The story tells how the narrator, a young boy, strolling one day somewhere along the shores of the Black Sea, comes upon a peasant woman shrieking in pain. The woman is pregnant; she has fled the famine of her birthplace and now, terrified and alone, she is about to give birth. In spite of her protests, the boy assists her. He bathes the newborn child in the sea, makes a fire, and prepares tea. At the end of the story, the boy and the peasant woman follow a group of other peasants: with one arm, the boy supports the mother; in the other he carries the baby.

Gorky’s story became, for Milena’s friend, a paradise, a small safe place into which she could retreat from the daily horror. It did not lend meaning to her plight, it did not explain or justify it; it did not even offer her hope for the future. It simply existed as a point of balance, reminding her of the light at a time of dark catastrophe.
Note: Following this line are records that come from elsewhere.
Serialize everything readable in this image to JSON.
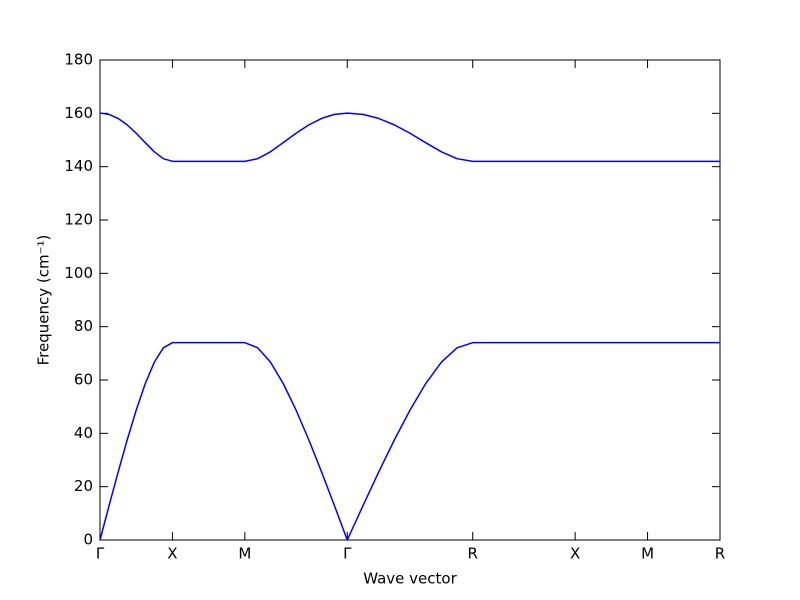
{
  "chart_data": {
    "type": "line",
    "xlabel": "Wave vector",
    "ylabel": "Frequency (cm⁻¹)",
    "x": [
      0,
      0.0625,
      0.125,
      0.1875,
      0.25,
      0.3125,
      0.375,
      0.4375,
      0.5,
      0.75,
      1.0,
      1.0884,
      1.1768,
      1.2651,
      1.3535,
      1.4419,
      1.5303,
      1.6186,
      1.707,
      1.8153,
      1.9235,
      2.0318,
      2.14,
      2.2483,
      2.3565,
      2.4648,
      2.573,
      3.28,
      3.78,
      4.28
    ],
    "series": [
      {
        "color": "#0000ff",
        "values": [
          0,
          12.85,
          25.43,
          37.5,
          48.71,
          58.64,
          66.69,
          72.08,
          74,
          74,
          74,
          72.08,
          66.69,
          58.64,
          48.71,
          37.5,
          25.43,
          12.85,
          0,
          12.85,
          25.43,
          37.5,
          48.71,
          58.64,
          66.69,
          72.08,
          74,
          74,
          74,
          74
        ]
      },
      {
        "color": "#0000ff",
        "values": [
          160.1,
          159.6,
          158.1,
          155.67,
          152.54,
          149,
          145.58,
          142.99,
          142,
          142,
          142,
          142.99,
          145.58,
          149,
          152.54,
          155.67,
          158.1,
          159.6,
          160.1,
          159.6,
          158.1,
          155.67,
          152.54,
          149,
          145.58,
          142.99,
          142,
          142,
          142,
          142
        ]
      }
    ],
    "xlim": [
      0,
      4.28
    ],
    "xticks": [
      {
        "value": 0,
        "label": "Γ"
      },
      {
        "value": 0.5,
        "label": "X"
      },
      {
        "value": 1.0,
        "label": "M"
      },
      {
        "value": 1.707,
        "label": "Γ"
      },
      {
        "value": 2.573,
        "label": "R"
      },
      {
        "value": 3.28,
        "label": "X"
      },
      {
        "value": 3.78,
        "label": "M"
      },
      {
        "value": 4.28,
        "label": "R"
      }
    ],
    "ylim": [
      0,
      180
    ],
    "yticks": [
      0,
      20,
      40,
      60,
      80,
      100,
      120,
      140,
      160,
      180
    ]
  }
}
Catastrophe: a sudden and violent change, something terrible and incomprehensible. When the Roman hordes, following Cato’s dictum, razed the city of Carthage and plowed the land with salt; when the Vandals sacked Rome in 455, leaving the great metropolis in ruins; when the first Christian Crusaders entered the cities of North Africa and after slaughtering the men, women, and children set fire to the libraries; when the Catholic kings of Spain expelled from their territories the cultures of the Arabs and the Jews, and the Rabbi of Toledo threw up to Heaven the keys of the Ark for safekeeping until a happier time; when Pizarro executed the welcoming Atahualpa and effectively destroyed the Inca civilization; when the first slave was sold on the American continent; when large numbers of Native Americans were deliberately contaminated with smallpox-infected blankets by the European settlers (in what must count as the world’s first biological warfare); when the soldiers in the trenches of World War I drowned in mud and toxic gases in their attempt to obey impossible orders; when the inhabitants of Hiroshima saw their skin fly off their bodies under the great yellow cloud up in the sky; when the Kurdish population was attacked with toxic weapons; when thousands of men and women were hunted down with machetes in Rwanda; and when the suicide planes struck the twin towers of Manhattan, leaving New York to join the mourning cities of Madrid, Belfast, Jerusalem, Bogotá, and countless others, all victims of terrorist attacks — in all these catastrophes, the survivors may have sought in a book, as did Milena’s friend, some respite from grief and some reassurance of sanity.

For a reader, this may be the essential, perhaps the only justification for literature: that the madness of the world will not take us over completely though it invades our cellars (the metaphor belongs to Machado de Assis) and then softly takes over the dining room, the living room, the whole house. Joseph Brodsky, prisoner in Siberia, found it in the verse of W. H. Auden. For Reinaldo Arenas, locked away in Castro’s prisons, it was in the Aeneid; for Oscar Wilde, at Reading Gaol, in the words of Christ; for Haroldo Conti, tortured by the Argentinean military, in the novels of Dickens. When the world becomes incomprehensible, when acts of terror and terrifying responses to that terror fill our days and our nights, when we feel unguided and bewildered, we seek a place in which comprehension (or faith in comprehension) has been set down in words.